生検は組織診、病理検査とも呼ばれ、針をつかった針生検と、手術を行う外科生検があります。針といっても注射針ではなくて特殊な針です。この点については小林麻央さんが9月15日付けの「現実」と題するブログで描写しています。
太い注射針のようなものを刺して、
パッチン! ! パッチン!!
と、こんな感じです。麻酔をしているとはいえ、ちょっと怖いですよね。
再検査で小林麻央さんの乳がんを発見できなかった医師に、「どうして生検をしなかったんだ!」というのは簡単ですが、結果はさておき、不必要な検査を行わないことは医療倫理的にも間違ってはいません。
検診に追加するなら、細胞診が一般的
乳がん検診では、まず乳がんが疑われる人をふるいにかけるスクリーニングを行います。スクリーニングでひっかかる人はかなりの数に上ります。そこから、さらに乳がんが疑われる人をしぼりこむわけですが、マンモグラフィや超音波検査では判断できないケースが出てきます。
そうしたときに選択されるのが細胞診です。がん細胞の採取を目的とする点は生検と似ていますが、大きく違うのは負担の大きさ。

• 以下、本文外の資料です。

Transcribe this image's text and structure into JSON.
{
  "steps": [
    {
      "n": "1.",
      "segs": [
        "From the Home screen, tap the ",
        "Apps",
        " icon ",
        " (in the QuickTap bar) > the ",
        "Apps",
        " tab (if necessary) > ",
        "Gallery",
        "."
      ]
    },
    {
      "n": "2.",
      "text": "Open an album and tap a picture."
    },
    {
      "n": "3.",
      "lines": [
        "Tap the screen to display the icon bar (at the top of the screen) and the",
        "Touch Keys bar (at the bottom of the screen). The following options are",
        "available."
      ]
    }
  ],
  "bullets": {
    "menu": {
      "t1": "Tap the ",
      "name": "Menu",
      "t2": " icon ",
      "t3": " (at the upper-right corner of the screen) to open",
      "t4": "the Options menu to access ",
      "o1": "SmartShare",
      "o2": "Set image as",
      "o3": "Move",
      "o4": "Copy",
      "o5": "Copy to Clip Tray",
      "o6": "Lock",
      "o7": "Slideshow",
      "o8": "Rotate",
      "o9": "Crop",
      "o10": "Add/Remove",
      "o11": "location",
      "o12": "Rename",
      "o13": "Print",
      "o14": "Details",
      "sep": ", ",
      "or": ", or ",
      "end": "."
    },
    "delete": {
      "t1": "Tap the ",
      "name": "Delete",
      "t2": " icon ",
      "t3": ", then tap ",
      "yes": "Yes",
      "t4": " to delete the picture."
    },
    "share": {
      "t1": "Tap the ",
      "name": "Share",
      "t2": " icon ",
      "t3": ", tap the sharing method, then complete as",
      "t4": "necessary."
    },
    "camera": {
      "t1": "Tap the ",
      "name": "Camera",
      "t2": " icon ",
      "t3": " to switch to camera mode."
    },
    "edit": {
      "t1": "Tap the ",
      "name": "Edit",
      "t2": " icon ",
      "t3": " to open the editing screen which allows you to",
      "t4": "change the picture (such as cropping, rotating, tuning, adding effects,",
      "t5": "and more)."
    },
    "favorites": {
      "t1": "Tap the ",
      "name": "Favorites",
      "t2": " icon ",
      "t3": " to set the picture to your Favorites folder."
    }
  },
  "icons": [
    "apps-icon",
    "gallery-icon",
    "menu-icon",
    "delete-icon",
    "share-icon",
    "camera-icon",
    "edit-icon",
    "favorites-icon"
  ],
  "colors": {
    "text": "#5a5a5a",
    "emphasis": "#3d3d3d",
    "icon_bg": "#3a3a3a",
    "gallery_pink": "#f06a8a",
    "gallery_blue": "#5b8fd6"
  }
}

細胞診には注射器を持ちいる穿刺吸引細胞診と乳汁の分泌物を調べる方法があります。精度に関しては生検に劣り、がんかどうかをはっきりさせる確定診断はあくまでも生検によって行われます。
細胞診は5段階で評価され、1~2なら、4~5なら悪性の疑いがあり、3はその中間。1~2なら基本的にこれ以上検査を続ける必要はなく、3以上で生検を検討するそうです。

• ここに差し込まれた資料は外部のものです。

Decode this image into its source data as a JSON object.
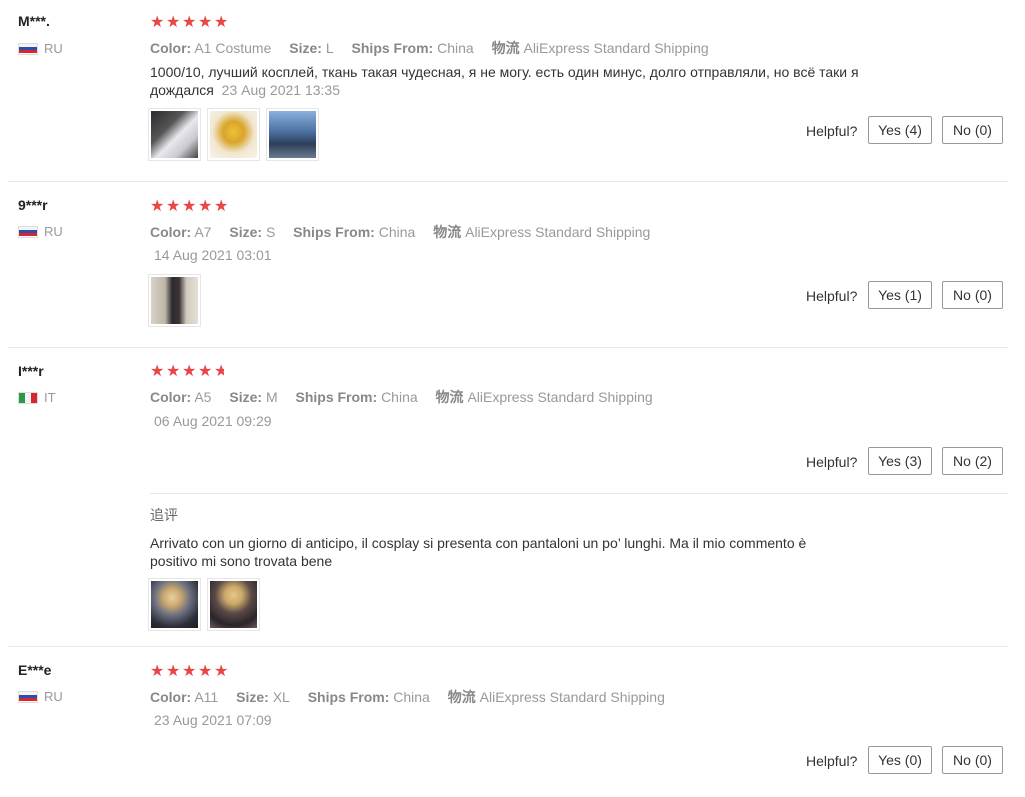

スクリーニングとはいえ、乳がんが疑われると言われたらとても不安になりますよね。もし、「まあ、大丈夫でしょう」くらいの軽いのりで乳がんを否定されたら、「本当?」「見逃してない?」といっそう不安になってしまいそうです。そういうときのために細胞診という選択肢があります。
小林麻央さんの場合もそうだったかも知れませんが、授乳中の生検は避ける傾向にあるようですね。一方、授乳中でも細胞診は普通に行われています。もちろん、乳がんが強く疑われる場合には、授受中であろうと、最初から生検です。